Proof by contradiction:
let $\sin(x^2+x)$ be periodic, hence,
$$\sin((x+T)^2+x+T) = \sin(x^2+x)$$ $$x^2 + 2xT + T^2 + x + T- x^2 - x = 2k\pi, k \in \mathbb{Z}$$ $$2xT +T^2 + T= 2k\pi$$ $$\frac{2xT +T^2 + T}{2\pi}= k$$ which is impossible, since $x \in \mathbb{R}$,and $T$ is a constant, $2xT +T^2 + T$ can't be a multiple of $2\pi$ Is this proof correct?
On
Your basic idea is fine. However, instead of $\alpha-\beta=2\pi$ you'd have to work with something like
$\alpha-\beta$ is an even multiple of $\pi$ or $\alpha+\beta$ is an odd multiple of $\pi$
and would run into some technicalities because said multiple may even vary with $x$. It is nevertheless possible to make this work in a rigorous manner.

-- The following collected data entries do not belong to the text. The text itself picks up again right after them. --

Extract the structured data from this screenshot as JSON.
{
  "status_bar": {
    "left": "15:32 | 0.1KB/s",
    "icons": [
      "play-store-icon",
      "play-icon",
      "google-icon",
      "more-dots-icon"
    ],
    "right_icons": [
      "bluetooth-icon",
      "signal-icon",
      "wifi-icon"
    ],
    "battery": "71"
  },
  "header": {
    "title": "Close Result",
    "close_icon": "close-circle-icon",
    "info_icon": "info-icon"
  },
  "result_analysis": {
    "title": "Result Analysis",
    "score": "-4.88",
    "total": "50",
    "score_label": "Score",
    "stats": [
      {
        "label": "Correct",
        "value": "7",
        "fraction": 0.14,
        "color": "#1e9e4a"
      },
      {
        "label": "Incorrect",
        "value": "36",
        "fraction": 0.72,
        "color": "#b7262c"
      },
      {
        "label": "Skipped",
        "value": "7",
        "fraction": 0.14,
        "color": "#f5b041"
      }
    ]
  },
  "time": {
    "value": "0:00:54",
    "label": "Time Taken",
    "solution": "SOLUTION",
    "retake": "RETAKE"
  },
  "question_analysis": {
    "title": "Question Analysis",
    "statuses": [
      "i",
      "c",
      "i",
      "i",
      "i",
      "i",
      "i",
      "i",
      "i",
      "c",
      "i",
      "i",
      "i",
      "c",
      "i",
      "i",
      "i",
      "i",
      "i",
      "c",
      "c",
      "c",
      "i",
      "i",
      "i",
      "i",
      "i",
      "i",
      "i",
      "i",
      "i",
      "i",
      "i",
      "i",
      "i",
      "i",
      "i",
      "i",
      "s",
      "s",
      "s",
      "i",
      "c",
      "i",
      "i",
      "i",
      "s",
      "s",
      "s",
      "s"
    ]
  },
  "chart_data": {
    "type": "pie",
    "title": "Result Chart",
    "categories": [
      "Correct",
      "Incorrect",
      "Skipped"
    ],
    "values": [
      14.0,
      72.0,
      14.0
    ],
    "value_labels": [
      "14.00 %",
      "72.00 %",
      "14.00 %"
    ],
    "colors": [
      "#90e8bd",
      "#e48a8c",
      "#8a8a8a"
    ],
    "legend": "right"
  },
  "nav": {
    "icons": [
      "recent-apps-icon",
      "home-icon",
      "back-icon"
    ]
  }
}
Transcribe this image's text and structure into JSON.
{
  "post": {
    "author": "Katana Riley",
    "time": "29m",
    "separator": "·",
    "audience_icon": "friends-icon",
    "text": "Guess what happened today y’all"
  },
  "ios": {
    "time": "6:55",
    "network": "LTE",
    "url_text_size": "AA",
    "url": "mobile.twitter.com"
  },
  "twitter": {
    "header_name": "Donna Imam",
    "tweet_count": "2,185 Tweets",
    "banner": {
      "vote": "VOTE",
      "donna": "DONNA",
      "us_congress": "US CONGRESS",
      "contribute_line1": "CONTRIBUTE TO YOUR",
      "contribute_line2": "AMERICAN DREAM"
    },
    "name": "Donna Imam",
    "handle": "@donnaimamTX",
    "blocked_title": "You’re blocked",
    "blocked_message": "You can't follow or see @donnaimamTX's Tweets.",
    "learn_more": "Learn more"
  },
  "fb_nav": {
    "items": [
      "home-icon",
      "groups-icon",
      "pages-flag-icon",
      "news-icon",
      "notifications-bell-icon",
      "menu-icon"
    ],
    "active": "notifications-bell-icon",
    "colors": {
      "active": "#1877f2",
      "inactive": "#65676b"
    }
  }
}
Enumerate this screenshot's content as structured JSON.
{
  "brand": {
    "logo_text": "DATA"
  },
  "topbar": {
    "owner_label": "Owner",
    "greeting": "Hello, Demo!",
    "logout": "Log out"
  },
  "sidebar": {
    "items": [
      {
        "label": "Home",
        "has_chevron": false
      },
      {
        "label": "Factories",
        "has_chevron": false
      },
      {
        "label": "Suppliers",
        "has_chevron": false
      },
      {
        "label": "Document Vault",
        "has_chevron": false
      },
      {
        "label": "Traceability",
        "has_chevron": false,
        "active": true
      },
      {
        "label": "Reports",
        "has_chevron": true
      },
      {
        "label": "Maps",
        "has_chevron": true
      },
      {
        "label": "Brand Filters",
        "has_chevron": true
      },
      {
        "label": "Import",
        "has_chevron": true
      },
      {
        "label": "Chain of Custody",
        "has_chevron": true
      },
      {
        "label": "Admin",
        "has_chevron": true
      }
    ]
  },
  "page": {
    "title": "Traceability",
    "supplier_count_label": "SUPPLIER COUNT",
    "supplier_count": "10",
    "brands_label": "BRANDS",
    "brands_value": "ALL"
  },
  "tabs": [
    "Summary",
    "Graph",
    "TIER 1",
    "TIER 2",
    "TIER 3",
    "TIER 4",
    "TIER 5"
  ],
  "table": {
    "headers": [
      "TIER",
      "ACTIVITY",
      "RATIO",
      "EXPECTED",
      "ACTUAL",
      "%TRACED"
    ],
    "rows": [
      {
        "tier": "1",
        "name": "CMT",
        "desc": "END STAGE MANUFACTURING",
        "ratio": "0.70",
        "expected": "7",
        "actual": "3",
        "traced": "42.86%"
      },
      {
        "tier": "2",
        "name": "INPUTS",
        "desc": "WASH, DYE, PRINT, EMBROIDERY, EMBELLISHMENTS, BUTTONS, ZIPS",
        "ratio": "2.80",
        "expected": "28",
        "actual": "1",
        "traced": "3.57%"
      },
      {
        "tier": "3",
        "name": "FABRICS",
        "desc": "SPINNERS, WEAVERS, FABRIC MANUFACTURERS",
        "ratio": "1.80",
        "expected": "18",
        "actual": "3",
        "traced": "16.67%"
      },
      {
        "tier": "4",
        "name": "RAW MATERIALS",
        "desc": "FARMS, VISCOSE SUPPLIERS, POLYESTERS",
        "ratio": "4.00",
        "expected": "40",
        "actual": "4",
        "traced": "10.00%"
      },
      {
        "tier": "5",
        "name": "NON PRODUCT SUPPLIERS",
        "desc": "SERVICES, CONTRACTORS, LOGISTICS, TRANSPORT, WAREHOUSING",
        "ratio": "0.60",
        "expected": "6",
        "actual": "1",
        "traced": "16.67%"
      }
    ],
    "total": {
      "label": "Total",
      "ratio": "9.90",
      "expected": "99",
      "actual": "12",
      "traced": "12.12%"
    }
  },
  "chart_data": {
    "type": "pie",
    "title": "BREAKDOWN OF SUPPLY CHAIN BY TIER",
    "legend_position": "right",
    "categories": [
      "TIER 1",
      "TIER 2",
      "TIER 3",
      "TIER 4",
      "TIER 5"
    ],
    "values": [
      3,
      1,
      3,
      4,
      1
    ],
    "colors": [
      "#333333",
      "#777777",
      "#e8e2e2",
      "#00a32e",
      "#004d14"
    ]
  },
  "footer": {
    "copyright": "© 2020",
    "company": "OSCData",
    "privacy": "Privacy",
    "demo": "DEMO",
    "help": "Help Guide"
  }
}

For example, both $\frac{\alpha-\beta}\pi=\frac{2Tx+T^2+T}\pi$ and $\frac{\alpha+\beta}{2}=\frac{2x^2+(2T+2)x+T^2+T}{\pi}$ have an integer value only for countable many values of $x$ (as long as $T\ne0$), so certainly not for all $x\in \Bbb R$.
If $f$ is periodic, then so is its derivative $f'$. If $f(x)=\sin(x+x^2)$, then $$f'(x)=(2x+1)\cos(x^2+x),$$ which is continuous and unbounded. Therefore, it's not periodic, and thus $f$ is not periodic.